Сначала я сидел один, как Мальчиш-плохиш, в окружении тарелок, потом с целью экономии времени я разложил на полу весь арсенал своих игр, потом начал в них поочередно играть, потом перекусил со стола, стараясь не налегать на сладости, чтобы не испортить аппетит. За окном тихо падал снег, фонари разбивали опускающуюся темноту, и я понимал, что никто ко мне на День рождения не придет.
Каждый из приглашенных, конечно, сказал дома своим мамам и папам, что День рождения, и что бабушка умерла. Но первое событие важнее, потому что люди в детском понимании - бессмертны. Совсем маленькие люди не боятся Смерти, ее боятся только взрослые. Поэтому свой шестой год жизни я праздновал в полном одиночестве, все родители посчитали второе трагическое происшествие этого дня определяющим.

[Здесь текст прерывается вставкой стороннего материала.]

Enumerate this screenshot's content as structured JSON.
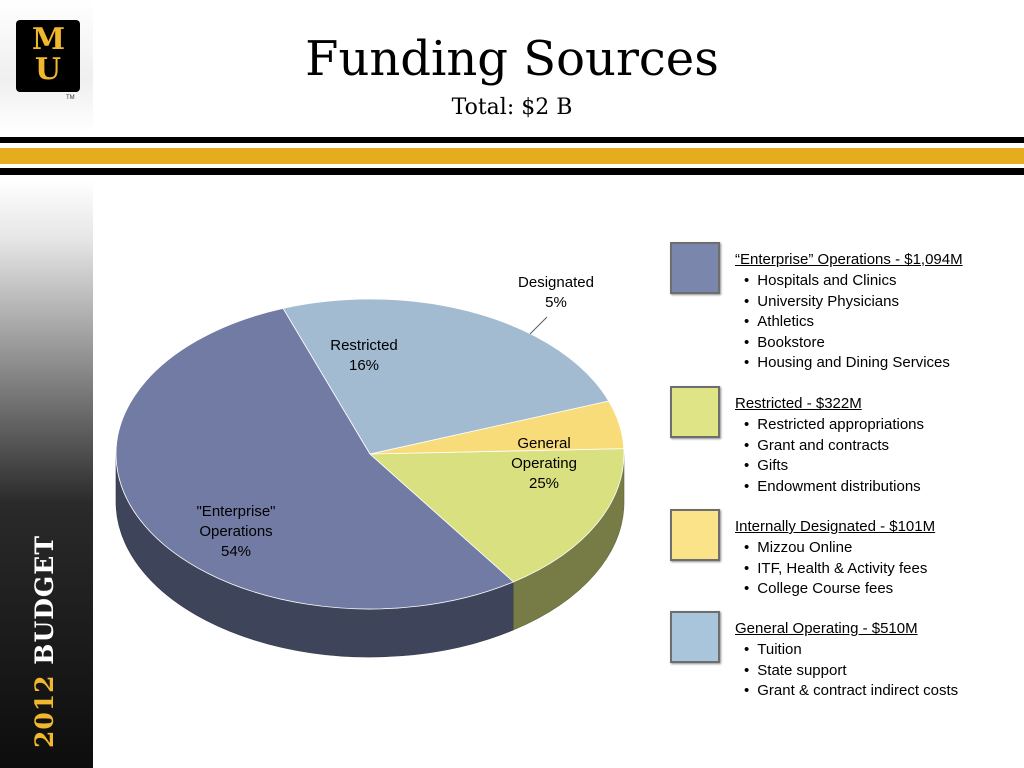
{
  "header": {
    "title": "Funding Sources",
    "subtitle": "Total: $2 B"
  },
  "branding": {
    "logo_m": "M",
    "logo_u": "U",
    "logo_tm": "TM",
    "side_year": "2012",
    "side_word": "BUDGET",
    "gold": "#f1b82d",
    "black": "#000000"
  },
  "chart_data": {
    "type": "pie",
    "title": "Funding Sources",
    "subtitle": "Total: $2 B",
    "slices": [
      {
        "name": "\"Enterprise\" Operations",
        "value": 54,
        "label_lines": [
          "\"Enterprise\"",
          "Operations",
          "54%"
        ],
        "color": "#717ba3"
      },
      {
        "name": "Restricted",
        "value": 16,
        "label_lines": [
          "Restricted",
          "16%"
        ],
        "color": "#d8e07f"
      },
      {
        "name": "Designated",
        "value": 5,
        "label_lines": [
          "Designated",
          "5%"
        ],
        "color": "#f9dc7a"
      },
      {
        "name": "General Operating",
        "value": 25,
        "label_lines": [
          "General",
          "Operating",
          "25%"
        ],
        "color": "#a2bbd1"
      }
    ]
  },
  "legend": [
    {
      "heading": "“Enterprise” Operations - $1,094M",
      "color": "#7b86ac",
      "items": [
        "Hospitals and Clinics",
        "University Physicians",
        "Athletics",
        "Bookstore",
        "Housing and Dining Services"
      ]
    },
    {
      "heading": "Restricted - $322M",
      "color": "#dfe486",
      "items": [
        "Restricted appropriations",
        "Grant and contracts",
        "Gifts",
        "Endowment distributions"
      ]
    },
    {
      "heading": "Internally Designated - $101M",
      "color": "#fbe38a",
      "items": [
        "Mizzou Online",
        "ITF, Health & Activity fees",
        "College Course fees"
      ]
    },
    {
      "heading": "General Operating - $510M",
      "color": "#a9c5dc",
      "items": [
        "Tuition",
        "State support",
        "Grant & contract indirect costs"
      ]
    }
  ]
}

Уже гораздо позднее мне не раз доводилось встречаться с собеседниками, которые волею судьбы оказывались там, где люди очень часто безвозвратно переходили из одного своего состояния в другое - на войне. И ветераны Отечественной, и интернационалисты Вьетнама и Афганистана, и несчастные воины вооруженных конфликтов в разодранном Советском Союзе - все с большой неохотой рассказывали, что самые опасные враги - это дети. Если не хотелось им об этом говорить, так какого же лешего язык распускали? Видать, не могли в себе держать, что-то грызло изнутри, словно муки совести.
То, что для детей не существовало Смерти, еще не означало, что они сами не могли эту пресловутую Смерть нести окружающим. Чем необразованней и глупее родители, тем легче их дети убивали прочих людей. В Африке даже существуют целые отряды, состоящие из всяких малолеток, зверствами с которыми не могут сравниться ни эсэсовцы, ни энкавэдэшники. Поэтому наши советники в Анголе в свое время тщательно следили, чтобы ни один из подростков в повстанческой муслимской деревне не оставался за их спиной.

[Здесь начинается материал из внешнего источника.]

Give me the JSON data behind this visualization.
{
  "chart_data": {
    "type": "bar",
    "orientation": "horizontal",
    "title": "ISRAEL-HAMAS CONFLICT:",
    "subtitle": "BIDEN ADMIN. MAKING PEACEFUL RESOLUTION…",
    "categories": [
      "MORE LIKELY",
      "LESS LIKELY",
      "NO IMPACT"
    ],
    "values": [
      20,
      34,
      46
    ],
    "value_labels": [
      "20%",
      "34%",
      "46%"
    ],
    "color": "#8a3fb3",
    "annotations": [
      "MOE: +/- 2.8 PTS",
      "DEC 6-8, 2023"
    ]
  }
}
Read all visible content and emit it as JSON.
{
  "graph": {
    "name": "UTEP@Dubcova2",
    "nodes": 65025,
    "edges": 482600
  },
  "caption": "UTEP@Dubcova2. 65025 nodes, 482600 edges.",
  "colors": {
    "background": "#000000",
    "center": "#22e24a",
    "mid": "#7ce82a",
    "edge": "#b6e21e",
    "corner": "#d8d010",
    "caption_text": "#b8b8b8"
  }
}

Это взрослому тяжело руку на ребенка поднять в независимости от цвета его кожи, обратное же утверждение совсем несправедливо. Наши пионэры-герои во время Отечественной войны только подтверждали это. А какие-то горные кавказские или афганские деревни, где рабовладельческий строй, такие выводы только усиливали. Ребенок из растущего и познающего этот мир человека легко превращался в хладнокровного убийцу. Недостаток воспитания, наверно.

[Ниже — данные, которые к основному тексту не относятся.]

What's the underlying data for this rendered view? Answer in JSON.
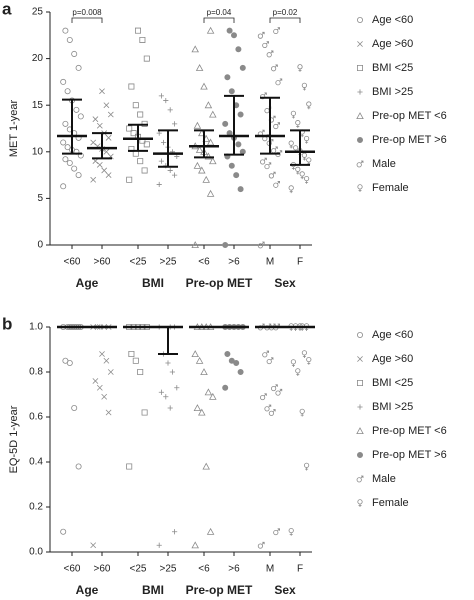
{
  "chart_data": [
    {
      "type": "dotplot",
      "panel": "a",
      "ylabel": "MET 1-year",
      "color": "#8a8a8a",
      "bar_color": "#111111",
      "ylim": [
        0,
        25
      ],
      "yticks": [
        0,
        5,
        10,
        15,
        20,
        25
      ],
      "groups": [
        {
          "label": "Age",
          "categories": [
            "<60",
            ">60"
          ],
          "p": "p=0.008"
        },
        {
          "label": "BMI",
          "categories": [
            "<25",
            ">25"
          ]
        },
        {
          "label": "Pre-op MET",
          "categories": [
            "<6",
            ">6"
          ],
          "p": "p=0.04"
        },
        {
          "label": "Sex",
          "categories": [
            "M",
            "F"
          ],
          "p": "p=0.02"
        }
      ],
      "series": [
        {
          "name": "Age <60",
          "marker": "circle",
          "center": 11.7,
          "lower": 9.8,
          "upper": 15.6,
          "values": [
            6.3,
            7.5,
            8.2,
            8.8,
            9.2,
            9.6,
            10,
            10.2,
            10.5,
            11,
            11.5,
            12,
            12.4,
            13,
            13.8,
            14.5,
            15.5,
            16.5,
            17.5,
            19,
            20.5,
            22,
            23
          ]
        },
        {
          "name": "Age >60",
          "marker": "x",
          "center": 10.4,
          "lower": 9.3,
          "upper": 12.0,
          "values": [
            7,
            7.5,
            8,
            8.6,
            9,
            9.5,
            10,
            10.3,
            10.6,
            11,
            11.5,
            12,
            12.8,
            13.5,
            14,
            15,
            16.5
          ]
        },
        {
          "name": "BMI <25",
          "marker": "square",
          "center": 11.4,
          "lower": 10.1,
          "upper": 12.9,
          "values": [
            7,
            8,
            9,
            9.8,
            10.3,
            10.8,
            11.2,
            11.6,
            12,
            12.5,
            13,
            14,
            15,
            17,
            20,
            22,
            23
          ]
        },
        {
          "name": "BMI >25",
          "marker": "plus",
          "center": 9.8,
          "lower": 8.4,
          "upper": 12.3,
          "values": [
            6.5,
            7.5,
            8,
            8.5,
            9,
            9.5,
            10,
            10.5,
            11,
            12,
            13,
            14.5,
            15.5,
            16
          ]
        },
        {
          "name": "Pre-op MET <6",
          "marker": "triangle",
          "center": 10.6,
          "lower": 9.4,
          "upper": 12.3,
          "values": [
            0,
            5.5,
            7,
            8,
            8.5,
            9,
            9.5,
            10,
            10.2,
            10.6,
            11,
            11.4,
            12,
            12.8,
            14,
            15,
            17,
            19,
            21,
            23
          ]
        },
        {
          "name": "Pre-op MET >6",
          "marker": "dot",
          "center": 11.7,
          "lower": 9.7,
          "upper": 16.0,
          "values": [
            0,
            6,
            7.5,
            8.5,
            9.5,
            10,
            10.8,
            11.5,
            12,
            13,
            14,
            15,
            16.5,
            18,
            19,
            21,
            22.5,
            23
          ]
        },
        {
          "name": "Male",
          "marker": "male",
          "center": 11.7,
          "lower": 9.8,
          "upper": 15.8,
          "values": [
            0,
            6.5,
            7.5,
            8.5,
            9,
            9.8,
            10.2,
            11,
            11.5,
            12,
            12.8,
            13.5,
            14.5,
            16,
            17.5,
            19,
            20.5,
            21.5,
            22.5,
            23
          ]
        },
        {
          "name": "Female",
          "marker": "female",
          "center": 10.0,
          "lower": 8.6,
          "upper": 12.3,
          "values": [
            6,
            7,
            7.5,
            8,
            8.5,
            9,
            9.5,
            10,
            10.3,
            10.8,
            11.3,
            12,
            13,
            14,
            15,
            17,
            19
          ]
        }
      ]
    },
    {
      "type": "dotplot",
      "panel": "b",
      "ylabel": "EQ-5D 1-year",
      "color": "#8a8a8a",
      "bar_color": "#111111",
      "ylim": [
        0,
        1
      ],
      "yticks": [
        {
          "value": 0,
          "label": "0.0"
        },
        0.2,
        0.4,
        0.6,
        0.8,
        {
          "value": 1,
          "label": "1.0"
        }
      ],
      "groups": [
        {
          "label": "Age",
          "categories": [
            "<60",
            ">60"
          ]
        },
        {
          "label": "BMI",
          "categories": [
            "<25",
            ">25"
          ]
        },
        {
          "label": "Pre-op MET",
          "categories": [
            "<6",
            ">6"
          ]
        },
        {
          "label": "Sex",
          "categories": [
            "M",
            "F"
          ]
        }
      ],
      "series": [
        {
          "name": "Age <60",
          "marker": "circle",
          "center": 1,
          "lower": 1,
          "upper": 1,
          "values": [
            0.09,
            0.38,
            0.64,
            0.84,
            0.85,
            1,
            1,
            1,
            1,
            1,
            1,
            1,
            1
          ]
        },
        {
          "name": "Age >60",
          "marker": "x",
          "center": 1,
          "lower": 1,
          "upper": 1,
          "values": [
            0.03,
            0.62,
            0.69,
            0.73,
            0.76,
            0.8,
            0.85,
            0.88,
            1,
            1,
            1,
            1,
            1
          ]
        },
        {
          "name": "BMI <25",
          "marker": "square",
          "center": 1,
          "lower": 1,
          "upper": 1,
          "values": [
            0.38,
            0.62,
            0.8,
            0.85,
            0.88,
            1,
            1,
            1,
            1,
            1
          ]
        },
        {
          "name": "BMI >25",
          "marker": "plus",
          "center": 1,
          "lower": 0.88,
          "upper": 1,
          "values": [
            0.03,
            0.09,
            0.64,
            0.69,
            0.71,
            0.73,
            0.8,
            0.84,
            0.88,
            1,
            1,
            1
          ]
        },
        {
          "name": "Pre-op MET <6",
          "marker": "triangle",
          "center": 1,
          "lower": 1,
          "upper": 1,
          "values": [
            0.03,
            0.09,
            0.38,
            0.62,
            0.64,
            0.69,
            0.71,
            0.8,
            0.85,
            0.88,
            1,
            1,
            1,
            1
          ]
        },
        {
          "name": "Pre-op MET >6",
          "marker": "dot",
          "center": 1,
          "lower": 1,
          "upper": 1,
          "values": [
            0.73,
            0.8,
            0.84,
            0.85,
            0.88,
            1,
            1,
            1,
            1,
            1
          ]
        },
        {
          "name": "Male",
          "marker": "male",
          "center": 1,
          "lower": 1,
          "upper": 1,
          "values": [
            0.03,
            0.09,
            0.62,
            0.64,
            0.69,
            0.71,
            0.73,
            0.85,
            0.88,
            1,
            1,
            1,
            1
          ]
        },
        {
          "name": "Female",
          "marker": "female",
          "center": 1,
          "lower": 1,
          "upper": 1,
          "values": [
            0.09,
            0.38,
            0.62,
            0.8,
            0.84,
            0.85,
            0.88,
            1,
            1,
            1,
            1,
            1
          ]
        }
      ]
    }
  ]
}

Недаром наши предки - пусть будет уточнение: мои предки-ливвики - не позволяли детям хвататься за боевое оружие до тех пор, пока те не проходили испытания. Зато в наше время любой сопляк, наслушавшийся выдержек из Корана, например, суру 5 "Трапеза", либо суру 47 самого Мухаммада, или 3 суру "Семейство Имрана", без всякого колебания и душевного трепета подорвет к чертям собачьим скопление "неверных", без разницы кто там: женщины, старики, либо такие же дети. И сам, конечно, подорвется. Без сомнения - плохое воспитание.
Смерть, однако, никогда не изображают в виде злобного ребенка. Зачастую, это "старуха с косой", или же гордый всадник Апокалипсиса. Вообще-то, нарисованную косу я помню, вот рядом с ней старуху - нет. Обычно это какой-то скелет в балахоне с капюшоном, лишенный, как видимых первичных, так и вторичных половых признаков. "Не влезай - убьет!"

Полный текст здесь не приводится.